We all know how dangerous competitive racing can be. It’s not a regular occurrence, nor is it in any way the reason NASCAR has vaulted to the second-most watched sport in the United States behind football, but when you have drivers barreling down the track at speeds that can approach 200 miles per hour, the question is not if but when a horrific death will occur.
What you don’t expect is for a car to collide with an unprotected driver. But that’s exactly what happened Saturday night in Canandaigua, New York, during a race in the Empire Super Sprint series, as three-time NASCAR champion Tony Stewart fatally struck fellow driver Kevin Ward Jr.
According to reports and eyewitness accounts, Stewart’s and Ward’s cars collided on a turn along the rail, the result of an aggressive but wholly legal maneuver by Stewart that sent Ward’s vehicle spinning out of control.
The caution flag came out, but an irate Ward, instead of getting back in his car and getting it to safety, headed toward the center of the track, jabbing his finger and presumably looking to challenge Stewart. After nearly being hit by the two preceding vehicles, Ward was clipped by the back wheel of Stewart’s car and dragged and sent flying into the air. Forty-five minutes later, he was dead.

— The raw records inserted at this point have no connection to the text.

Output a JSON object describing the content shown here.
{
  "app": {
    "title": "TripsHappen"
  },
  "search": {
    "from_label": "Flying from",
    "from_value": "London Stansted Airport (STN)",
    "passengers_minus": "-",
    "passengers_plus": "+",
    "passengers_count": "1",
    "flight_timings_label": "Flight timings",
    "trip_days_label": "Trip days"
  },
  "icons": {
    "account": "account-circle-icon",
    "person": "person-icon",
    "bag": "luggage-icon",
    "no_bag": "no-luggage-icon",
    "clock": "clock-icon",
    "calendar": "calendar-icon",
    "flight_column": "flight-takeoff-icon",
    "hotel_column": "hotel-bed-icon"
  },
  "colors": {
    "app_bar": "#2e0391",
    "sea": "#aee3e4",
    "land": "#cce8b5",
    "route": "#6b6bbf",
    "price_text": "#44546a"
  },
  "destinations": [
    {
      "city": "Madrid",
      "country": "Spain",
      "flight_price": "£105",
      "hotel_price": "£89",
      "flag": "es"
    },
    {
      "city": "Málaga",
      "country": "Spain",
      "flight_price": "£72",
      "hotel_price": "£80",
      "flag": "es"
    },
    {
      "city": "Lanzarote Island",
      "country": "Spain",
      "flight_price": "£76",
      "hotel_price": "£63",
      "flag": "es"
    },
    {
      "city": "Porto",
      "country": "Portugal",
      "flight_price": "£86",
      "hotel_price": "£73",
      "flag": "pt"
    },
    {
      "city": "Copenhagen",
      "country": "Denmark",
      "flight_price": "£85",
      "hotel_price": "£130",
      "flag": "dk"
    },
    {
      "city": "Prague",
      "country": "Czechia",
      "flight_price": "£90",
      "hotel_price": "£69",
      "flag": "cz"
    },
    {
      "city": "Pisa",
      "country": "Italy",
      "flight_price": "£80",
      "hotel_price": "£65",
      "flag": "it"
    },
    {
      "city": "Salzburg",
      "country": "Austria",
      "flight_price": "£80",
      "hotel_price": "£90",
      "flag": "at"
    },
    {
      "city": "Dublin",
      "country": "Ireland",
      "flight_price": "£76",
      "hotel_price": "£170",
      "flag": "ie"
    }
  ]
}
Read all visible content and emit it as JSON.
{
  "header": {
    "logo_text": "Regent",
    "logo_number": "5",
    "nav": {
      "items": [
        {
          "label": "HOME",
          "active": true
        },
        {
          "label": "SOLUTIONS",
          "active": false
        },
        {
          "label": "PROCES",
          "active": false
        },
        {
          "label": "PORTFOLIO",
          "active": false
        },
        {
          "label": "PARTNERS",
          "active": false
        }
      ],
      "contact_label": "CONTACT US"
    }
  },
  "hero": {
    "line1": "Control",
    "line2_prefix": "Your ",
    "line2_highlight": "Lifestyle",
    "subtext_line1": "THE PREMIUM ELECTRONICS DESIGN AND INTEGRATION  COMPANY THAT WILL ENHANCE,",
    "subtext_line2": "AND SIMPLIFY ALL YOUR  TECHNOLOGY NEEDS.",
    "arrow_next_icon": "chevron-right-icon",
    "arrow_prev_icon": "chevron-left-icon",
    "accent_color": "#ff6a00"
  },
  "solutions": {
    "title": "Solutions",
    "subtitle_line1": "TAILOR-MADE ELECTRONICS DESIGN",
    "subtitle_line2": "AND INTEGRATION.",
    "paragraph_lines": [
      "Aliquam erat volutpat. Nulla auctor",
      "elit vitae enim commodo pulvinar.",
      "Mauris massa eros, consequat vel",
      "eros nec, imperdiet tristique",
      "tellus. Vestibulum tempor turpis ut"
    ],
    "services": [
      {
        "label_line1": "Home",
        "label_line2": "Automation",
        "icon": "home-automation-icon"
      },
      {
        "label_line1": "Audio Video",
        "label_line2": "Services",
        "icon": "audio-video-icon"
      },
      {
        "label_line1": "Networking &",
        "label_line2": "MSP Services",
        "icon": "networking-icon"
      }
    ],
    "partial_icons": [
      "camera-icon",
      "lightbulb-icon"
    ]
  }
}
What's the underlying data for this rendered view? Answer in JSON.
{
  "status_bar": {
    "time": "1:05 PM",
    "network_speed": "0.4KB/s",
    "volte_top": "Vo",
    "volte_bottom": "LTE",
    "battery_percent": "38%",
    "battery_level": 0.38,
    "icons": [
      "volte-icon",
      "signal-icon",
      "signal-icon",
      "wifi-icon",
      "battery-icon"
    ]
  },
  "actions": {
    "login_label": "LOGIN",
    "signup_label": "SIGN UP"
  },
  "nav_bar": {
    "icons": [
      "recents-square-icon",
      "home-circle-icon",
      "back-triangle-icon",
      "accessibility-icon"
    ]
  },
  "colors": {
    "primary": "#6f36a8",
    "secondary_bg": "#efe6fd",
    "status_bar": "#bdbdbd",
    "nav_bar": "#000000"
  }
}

You can watch a video of the incident here, but be warned, it’s gruesome.
As of this writing, no formal charges have been filed. In a statement Sunday afternoon, Ontario County Sheriff Philip C. Povero said: “This is right now being investigated as an on-track crash, and I don’t want to infer that there are criminal charges pending. When the investigation is completed, we will sit down with the district attorney and review it. But I want to make it very clear: There are no criminal charges pending at this time.”
For a while, it looked as if Stewart would compete as scheduled in a Sprint Cup race at Watkins Glen on Sunday, but he ended up withdrawing, saying in a statement:
“There aren’t words to describe the sadness I feel about the accident that took the life of Kevin Ward Jr. It’s a very emotional time for all involved, and it is the reason I’ve decided not to participate in today’s race at Watkins Glen. My thoughts and prayers are with his family, friends and everyone affected by this tragedy.”
Just to make the incident even more awful, Ward’s parents were at the race when he was killed. They too have released a statement:
“We appreciate the prayers and support we are receiving from the community, but we need time to grieve and wrap our heads around all of this.”
The question being asked now is whether there was any intent on Stewart’s part. In the video above, it appears that right before he collided with Ward, Stewart gunned his engine, causing the car to swerve or at least fishtail.
There may be a number of reasons for such a move beyond pure malice. The dirt track allowed for far less maneuverability than Stewart may have been accustomed to, writes Motorsport.com editor in chief Steven Cole Smith. Also, Stewart may not have seen Ward at all:
“I have driven winged sprint cars, and as you can imagine, visibility to the side is horrible. Ward was wearing a mostly black fire suit and a black helmet…Stewart may have hit the gas, but you steer sprint cars with the throttle more than with the steering wheel. The idea that he accelerated trying to hit Ward is beyond the pale.”
The Sporting News spoke with Tyler Graves, a friend of Ward’s who, understandably, disagrees: “I know Tony could see him. I know how you can see out of these cars. When Tony got close to him, he hit the throttle. When you hit a throttle on a sprint car, the car sets sideways. It set sideways, the right rear tire hit Kevin.”
Stewart’s brash, reckless driving style and combative persona have fueled the rush to judgment. As Slate’s John Swanburg writes: “Stewart drives the paint off his car from the moment the green flag waves. And he doesn’t take kindly to people not playing by the rules, or at least the rules as he interprets them. (Rule No. 1: If my car is faster than yours, get out of my way, or expect a love tap on your rear bumper.) This, too, is old school.”
Stewart’s take-no-prisoners, borderline-unhinged attitude is what’s made him alternately reviled and beloved. Deadspin has compiled a series of clips of his disputes with other drivers, but it would be a huge mistake to extrapolate guilt based on any armchair psychology.
But believe me, I get that impulse. When something as hideous as this occurs on the field of play—like Paul George’s leg exploding during a basketball scrimmage, of all things—there’s at least a measure of comfort to be found in the purgative rage of certainty. Blame him. If he’s punished to the full extent of the law, then if nothing else, we can at least say justice has been served. But we really don’t know what happened. We may never know.
That runs contrary to one of the reasons that people are so drawn to sports to begin with. Whether—as Jim McKay used to intone every Saturday in the intro to ABC’s Wide World of Sports—it’s the thrill of victory or the agony of defeat, the outcome of a game is a known, clearly definable thing, instead of the perpetually frustrating shades of gray in which most of life is colored.
If nothing else, that clarity makes sports a healthy form of escapism. And at a moment in history in which the world can seem as if it’s teetering on the edge of violent collapse, with senseless brutality turning into the new normal, an incident like Ward’s death, where there are no easy solutions or explanation, feels like even more of a sucker punch to the gut.